The base component is adjusted by the addition of a stress test component. The stress test component is obtained from consideration of the increase in ES that would arise from market movements that are especially large and/or in which various kinds of risk factor exhibit perfect or zero correlations in place of their correlations estimated from historical data, or from extreme adverse idiosyncratic movements in individual risk factors to which the account is particularly exposed.

Brief technical details concerning the base and stress components are provided in the Appendix. Several other components of the overall margin requirement exist, but are typically considerably smaller than the base and stress test components, and many of them affect only a minority of accounts. CMs on elevated Watch Levels as specified in OCC rules may be subject to additional margin requirements.

For collateral types that are subject to a traditional “haircut,” the impact of a withdrawal or deposit upon the margin excess incorporates the “haircut.”
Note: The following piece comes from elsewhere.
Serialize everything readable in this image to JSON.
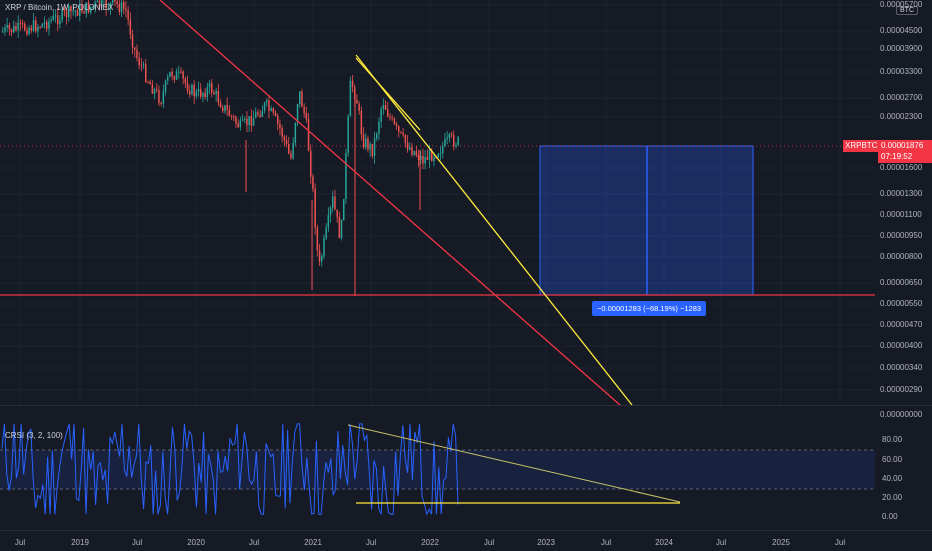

For collateral types that are subject to “collateral in margins” treatment, the impact of a withdrawal or deposit is based upon a “portfolio specific haircut” (PSH) that is communicated to the applicable CM concerned on a daily basis. The PSH represents the sensitivity of the risk profile of that particular account to its position in the relevant security. In other words, the PSH applicable to any given movement of collateral is designed to provide an estimate of the resulting change in margin requirements if the entire margin calculation was recalculated following the movement.